The 2008 accounts note how the accumulated losses in July 2006 were $70.2 million. But the original audited accounts from 2006 show accumulated losses of $130.1 million.
This irregularity, according to Mr Knapp, gave the impression that $59.9 million of accumulated losses were recycled into 2007, making the losses for the period for where there are no accounts look much worse.
”The 2008 financial report also nets off cash flows inappropriately and there are at least 40 errors and omissions relative to the requirements of accounting standards. The report should be thoroughly investigated by an appropriate authority and that may not be ASIC under its current executive,” said Mr Knapp.
Those aren’t the only anomalies. Debt repayments between the various accounts fail to stack up.
ASIC, however, disagrees. Special counsel Stephen Yen told BusinessDay the commission had considered whether action was warranted but had found ”no instances where it has been considered necessary to proceed to a formal investigation”.

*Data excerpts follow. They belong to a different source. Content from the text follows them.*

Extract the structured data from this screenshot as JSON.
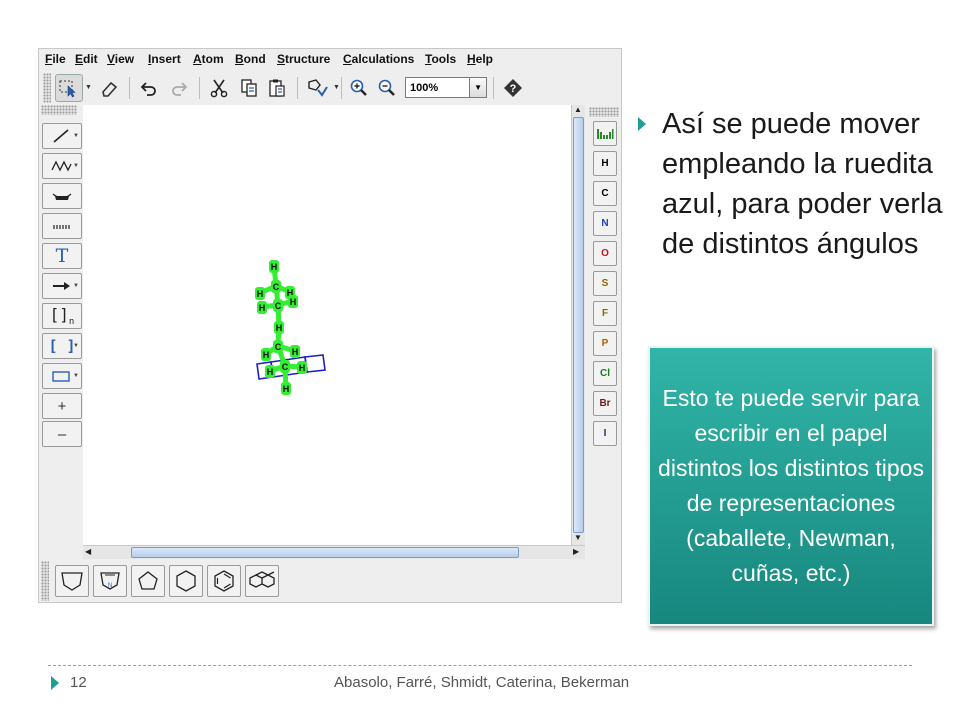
{
  "editor": {
    "menu": [
      {
        "mnemonic": "F",
        "rest": "ile"
      },
      {
        "mnemonic": "E",
        "rest": "dit"
      },
      {
        "mnemonic": "V",
        "rest": "iew"
      },
      {
        "mnemonic": "I",
        "rest": "nsert"
      },
      {
        "mnemonic": "A",
        "rest": "tom"
      },
      {
        "mnemonic": "B",
        "rest": "ond"
      },
      {
        "mnemonic": "S",
        "rest": "tructure"
      },
      {
        "mnemonic": "C",
        "rest": "alculations"
      },
      {
        "mnemonic": "T",
        "rest": "ools"
      },
      {
        "mnemonic": "H",
        "rest": "elp"
      }
    ],
    "toolbar": {
      "icons": [
        "select-icon",
        "eraser-icon",
        "undo-icon",
        "redo-icon",
        "cut-icon",
        "copy-icon",
        "paste-icon",
        "clean-icon",
        "zoom-in-icon",
        "zoom-out-icon",
        "help-icon"
      ],
      "zoom_value": "100%"
    },
    "left_tools": {
      "icons": [
        "single-bond-icon",
        "chain-icon",
        "bracket-bottom-icon",
        "dashed-bond-icon",
        "text-icon",
        "reaction-arrow-icon",
        "sgroup-icon",
        "bracket-icon",
        "rectangle-icon",
        "plus-icon",
        "minus-icon"
      ],
      "text_tool_label": "T",
      "sgroup_label": "[]",
      "sgroup_subscript": "n",
      "bracket_label": "[ ]",
      "plus_label": "+",
      "minus_label": "–"
    },
    "atoms": [
      "H",
      "C",
      "N",
      "O",
      "S",
      "F",
      "P",
      "Cl",
      "Br",
      "I"
    ],
    "atom_colors": {
      "H": "#000000",
      "C": "#000000",
      "N": "#1f3fbf",
      "O": "#d01010",
      "S": "#8a6a00",
      "F": "#8a6a00",
      "P": "#b06000",
      "Cl": "#1a7a1a",
      "Br": "#6a1a1a",
      "I": "#4a1a6a"
    },
    "molecule_labels": {
      "h1": "H",
      "c1": "C",
      "h2": "H",
      "h3": "H",
      "h4": "H",
      "h5": "H",
      "c2": "C",
      "h6": "H",
      "c3": "C",
      "h7": "H",
      "h8": "H",
      "c4": "C",
      "h9": "H",
      "h10": "H"
    },
    "molecule_highlight_color": "#33ee33",
    "selection_color": "#2020c0",
    "templates": [
      "cyclopropane-template-icon",
      "pyrrole-template-icon",
      "cyclopentane-template-icon",
      "cyclohexane-template-icon",
      "benzene-template-icon",
      "naphthalene-template-icon"
    ]
  },
  "slide": {
    "bullet": "Así se puede mover empleando la ruedita azul, para poder verla de distintos ángulos",
    "note": "Esto te puede servir para escribir en el papel distintos los distintos tipos de representaciones (caballete, Newman, cuñas, etc.)",
    "accent_color": "#1f9e93",
    "footer": {
      "page": "12",
      "authors": "Abasolo, Farré, Shmidt, Caterina, Bekerman"
    }
  }
}
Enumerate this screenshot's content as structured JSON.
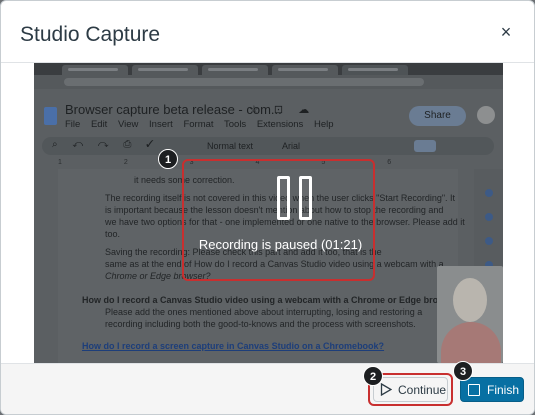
{
  "modal": {
    "title": "Studio Capture",
    "close_icon": "close-icon",
    "close_glyph": "×"
  },
  "capture": {
    "doc_title": "Browser capture beta release - com...",
    "menu": [
      "File",
      "Edit",
      "View",
      "Insert",
      "Format",
      "Tools",
      "Extensions",
      "Help"
    ],
    "share_label": "Share",
    "style_select": "Normal text",
    "font_select": "Arial",
    "ruler_ticks": "1 2 3 4 5 6",
    "lines": [
      "it needs some correction.",
      "The recording itself is not covered in this video when the user clicks \"Start Recording\". It",
      "is important because the lesson doesn't mention about how to stop the recording and",
      "we have two options for that - one implemented or one native to the browser. Please add it",
      "too.",
      "Saving the recording: Please check this part and add it too, that is the",
      "same as at the end of How do I record a Canvas Studio video using a webcam with a",
      "Chrome or Edge browser?",
      "How do I record a Canvas Studio video using a webcam with a Chrome or Edge browser?",
      "Please add the ones mentioned above about interrupting, losing and restoring a",
      "recording including both the good-to-knows and the process with screenshots.",
      "How do I record a screen capture in Canvas Studio on a Chromebook?"
    ],
    "paused_text": "Recording is paused (01:21)"
  },
  "callouts": [
    "1",
    "2",
    "3"
  ],
  "footer": {
    "continue_label": "Continue",
    "finish_label": "Finish"
  },
  "colors": {
    "highlight": "#c82f2f",
    "primary": "#0770a3"
  }
}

Mr Yen said the chairman had made all the appropriate disclosures to the Minister regarding the Oakridge acquisition.
Last June, BusinessDay reported that more than 100 documents had been deleted from ASIC’s public database around the beginning of last year, coinciding with the Senate inquiry into the insolvency industry. The documents related to exemptions provided to administrators providing relief from financial reporting.
Mr D’Aloisio, meanwhile, denies conflict of interest in purchasing an asset from a listed company in financial distress while ASIC chairman.
Meanwhile, things seem to be going swimmingly at Oakridge. Awards are pouring in. The 2009 pinot noir is on special for $326.40 a case, and the family-owned estate is ”dedicated to producing outstanding and distinctive wines while providing visitors with a memorable experience”.
MARCH 26, 2006 Tony D’Aloisio enters into agreement to buy land from Challenger Wine Trust for $2.7 million.
AUGUST 21, 2007 Evans & Tate placed under voluntary administration.
AUGUST 22, 2007 McGrathNicol appointed receiver and manager to Evans & Tate.
SEPTEMBER 28, 2007 ASIC grants an exemption to administrator Ferrier Hodgson.
NOVEMBER 5, 2007 Ilana Atlas appointed executive chairman of Oakridge Wines Pty Ltd, which was registered on October 1, 2007.
NOVEMBER 28, 2007 Mortgage documents for Oakridge, signed by Ms Atlas, include declaration valuing the Oakridge assets at $5.5 million.
DECEMBER 14, 2007 E&T second creditors’ meeting told “accurate valuation of assets could not be determined”.
DECEMBER 19, 2007 D’Aloisio buys Oakridge winery business from Evans & Tate.
APRIL 28, 2008 Prospectus lodged as part of Evans & Tate deed of company arrangement.
JUNE 30, 2008 Evans & Tate resumes trade on ASX as ETW Corporation (ETW renamed Alexium in 2010).
JUNE 10, 2009 ETW lodges 2008 full-year accounts.